Artist

The Cantrells

Genre: Country ,Bluegrass ,Swing
Origin: U.S.A
Listen on Coda
For an illustration of how challenging it has grown to sort and classify the many varieties of music grouped under the heading of "folk," the husband-and-wife team of Al and Emily Cantrell offers a clear case. Since uniting their lives in the early 1980s, the pair has fashioned an arresting combination of bluegrass, swing, jazz, and old-time styles that attracted listeners nationwide, among them figures in Hollywood.
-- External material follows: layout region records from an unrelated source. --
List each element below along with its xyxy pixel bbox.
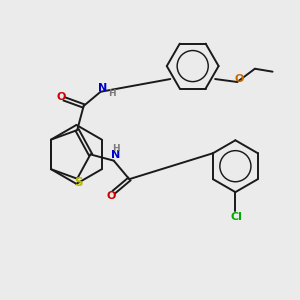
Text: O: O	[234, 74, 243, 84]
Text: N: N	[98, 83, 107, 93]
Text: S: S	[74, 176, 83, 189]
Text: O: O	[57, 92, 66, 102]
Text: N: N	[111, 150, 120, 161]
Text: Cl: Cl	[231, 212, 243, 221]
Text: O: O	[107, 190, 116, 201]
Text: H: H	[108, 89, 116, 98]
Text: H: H	[112, 144, 120, 153]
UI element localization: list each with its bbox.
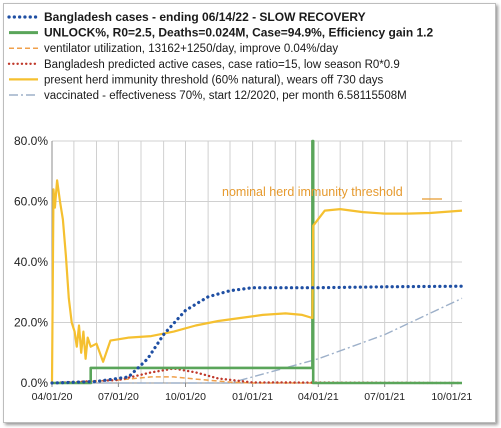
grid — [52, 140, 462, 383]
chart-frame: Bangladesh cases - ending 06/14/22 - SLO… — [3, 3, 496, 423]
series-line-5 — [52, 297, 463, 384]
y-tick-label: 60.0% — [14, 195, 48, 209]
legend-label-0: Bangladesh cases - ending 06/14/22 - SLO… — [44, 10, 366, 24]
series-line-0 — [50, 284, 464, 385]
y-tick-label: 40.0% — [14, 255, 48, 269]
legend-label-1: UNLOCK%, R0=2.5, Deaths=0.024M, Case=94.… — [44, 26, 434, 40]
y-tick-label: 80.0% — [14, 134, 48, 148]
legend: Bangladesh cases - ending 06/14/22 - SLO… — [7, 10, 434, 102]
x-tick-label: 01/01/21 — [232, 391, 273, 403]
legend-label-3: Bangladesh predicted active cases, case … — [44, 59, 400, 71]
annotations: nominal herd immunity threshold — [222, 185, 442, 200]
series-layer — [50, 139, 464, 385]
series-line-3 — [50, 367, 464, 385]
x-tick-label: 04/01/21 — [298, 391, 339, 403]
axes: 0.0% 20.0% 40.0% 60.0% 80.0% 04/01/20 07/01/20… — [14, 134, 472, 403]
x-tick-label: 07/01/20 — [98, 391, 139, 403]
legend-label-5: vaccinated - effectiveness 70%, start 12… — [44, 90, 407, 102]
legend-label-4: present herd immunity threshold (60% nat… — [44, 74, 383, 86]
y-tick-label: 0.0% — [21, 376, 49, 390]
x-tick-label: 10/01/20 — [165, 391, 206, 403]
chart-canvas: Bangladesh cases - ending 06/14/22 - SLO… — [7, 10, 472, 403]
legend-label-2: ventilator utilization, 13162+1250/day, … — [44, 43, 338, 55]
x-tick-label: 07/01/21 — [364, 391, 405, 403]
x-tick-label: 04/01/20 — [32, 391, 73, 403]
series-line-4 — [50, 179, 463, 384]
y-tick-label: 20.0% — [14, 316, 48, 330]
herd-immunity-annotation: nominal herd immunity threshold — [222, 185, 403, 199]
x-tick-label: 10/01/21 — [431, 391, 472, 403]
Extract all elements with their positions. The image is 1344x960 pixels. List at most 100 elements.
Raised in Nankipoo, TN, a short distance north of her Memphis birthplace, Emily Cantrell took up piano at age four and spent much of her youth making music alongside her brother Jim. Her strong soprano soon drew notice, its clear, ringing tone prompting later comparisons to Joan Baez and Joni Mitchell once she reached adulthood. She also began composing her own material, revealing skill with words and imagery. After relocating to Boulder, CO, in 1980, she encountered Tim O'Brien, then fronting the influential neo-traditionalist bluegrass outfit Hot Rize. Impressed by her vocals, O'Brien asked her to contribute harmony to "Queen of Hearts" on his 1984 solo album Hard Year Blues for Flying Fish. In 1981 she established her own bluegrass group, the Tractors (distinct from the 1990s retro-country act sharing that name).

Born Al Ehlers in Corvallis, OR, Al Cantrell grew up along Puget Sound between Tacoma and Seattle at Three Tree Point. Music filled his household from the start; his father served as a church organist, and Al maintained that the Bach fugues he heard in utero constituted his first exposure. He studied violin in grade school before shifting to rock and electric bass. Interest in country and its offshoots arose after hearing Merle Haggard songs covered by prominent rock acts such as the Grateful Dead. Returning to the fiddle in the early 1980s, he became the protégé of noted Idaho fiddler Teddy Jones while absorbing techniques from bluegrass and swing players including Vassar Clements and Johnny Gimble. Following European tours, he arrived in Boulder in 1983 and auditioned for the Tractors. He joined, and after the group disbanded several years later, Al and Emily stayed together both personally and professionally, with Al adopting her surname Cantrell, meaning "Little Singer."

The Cantrells relocated to Nashville in 1988 and recorded a demo that became their debut album, Under a Southern Moon, issued on Sombrero Records. The set mixed swing and big-band standards such as "Slow Boat to China" in an acoustic, bluegrass-rooted approach. Though none of the selections were Emily’s compositions, the project showcased her vocal range, and Al’s restrained fiddle-and-mandolin support helped produce a compelling first release. Their 1991 follow-up, A New Language on Turquoise Records, incorporated some of Emily’s writing, yet it was the 1995 Sombrero album Dancing with the Miller’s Daughter that marked their full stride, seven of its ten tracks consisting of original Cantrell songs. That record stood out for its spare yet forceful sound, relying solely on Emily’s voice and guitar alongside Al’s fiddle and mandolin without additional studio players.

While preparing to produce and direct A River Runs Through It (released in 1992), Robert Redford met the Cantrells at a party in the early 1990s. Captivated by their music, he placed selections on the film’s soundtrack and cast Al and Emily as extras in the church-social sequence, where they appear as the musicians. After shifting from Nashville to Ohio in the late 1990s, the Cantrells kept touring and performing nationwide, gaining fresh audiences with their polished acoustic style.